Un nuevo modelo de monitoreo geosonoro y satelital ha revelado que el sistema de la Falla de San Andrés (y sus ramificaciones principales) ha alcanzado un estado de deformación elástica acumulada sin precedentes en el último milenio. Sismólogos internacionales advierten que la probabilidad de una ruptura estructural masiva ha entrado en su ventana temporal más crítica.
El estancamiento tectónico entre la Placa del Pacífico y la Placa Norteamericana ha evitado la liberación gradual de energía en los segmentos del sur profundo. Esto ha generado un déficit de deslizamiento sísmico que los expertos catalogan como un escenario inminente para la activación de un sismo de gran magnitud.
El peligro latente de la brecha sísmica
La comunidad científica enfoca su preocupación en los segmentos que no han registrado un terremoto mayor en los últimos siglos. El análisis geodésico indica las siguientes métricas de alerta:
-
Tasa de deslizamiento bloqueada: Cerca de 5.5 metros de desplazamiento relativo acumulado que no ha sido liberado.
-
Segmento Sur: La sección que corre desde el mar de Salton hasta el condado de San Bernardino acumula energía desde finales del año 1700.
-
Potencial de Magnitud: Los modelos dinámicos estiman que una ruptura simultánea de estos segmentos atrapados generaría un evento sísmico superior a la magnitud 7.8 o 8.0.
Modelos de predicción y zonas de impacto directo
La sismología computacional moderna ha permitido simular los efectos de lo que se conoce popularmente en el ámbito científico como “The Big One”. A diferencia de las rupturas estándar, una liberación de energía con un índice de tensión milenario provocaría una licuefacción del suelo severa en valles interiores y la interrupción inmediata de infraestructuras críticas (acueductos, líneas de gas y tendidos eléctricos de alta tensión).

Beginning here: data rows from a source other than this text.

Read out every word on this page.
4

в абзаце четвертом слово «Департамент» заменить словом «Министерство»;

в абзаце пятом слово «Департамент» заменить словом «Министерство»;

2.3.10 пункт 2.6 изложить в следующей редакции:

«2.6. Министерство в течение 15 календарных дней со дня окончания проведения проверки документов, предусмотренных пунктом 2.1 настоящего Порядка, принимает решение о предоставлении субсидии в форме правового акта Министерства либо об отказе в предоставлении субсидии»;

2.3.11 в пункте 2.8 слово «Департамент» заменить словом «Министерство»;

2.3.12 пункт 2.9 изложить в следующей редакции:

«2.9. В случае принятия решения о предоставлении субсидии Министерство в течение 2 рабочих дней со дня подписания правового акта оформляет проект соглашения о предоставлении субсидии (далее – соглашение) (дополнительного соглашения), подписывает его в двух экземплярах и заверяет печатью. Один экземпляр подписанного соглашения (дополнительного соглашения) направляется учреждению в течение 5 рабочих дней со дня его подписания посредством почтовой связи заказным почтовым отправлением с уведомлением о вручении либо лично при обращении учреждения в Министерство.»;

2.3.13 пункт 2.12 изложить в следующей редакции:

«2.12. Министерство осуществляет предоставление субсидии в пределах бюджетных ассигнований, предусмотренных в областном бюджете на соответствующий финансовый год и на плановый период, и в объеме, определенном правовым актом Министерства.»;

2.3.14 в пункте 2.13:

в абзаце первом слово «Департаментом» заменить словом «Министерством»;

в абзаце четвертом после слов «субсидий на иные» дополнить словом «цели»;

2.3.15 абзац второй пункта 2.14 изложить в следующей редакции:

Los planes de contingencia civil en las megalópolis de la Costa Oeste de Estados Unidos y el norte de México están siendo revisados. Aunque los geólogos enfatizan que es imposible predecir el día y la hora exacta del quiebre, el indicador de presión litosférica profunda demuestra que el sistema ha agotado su capacidad física de resistencia material.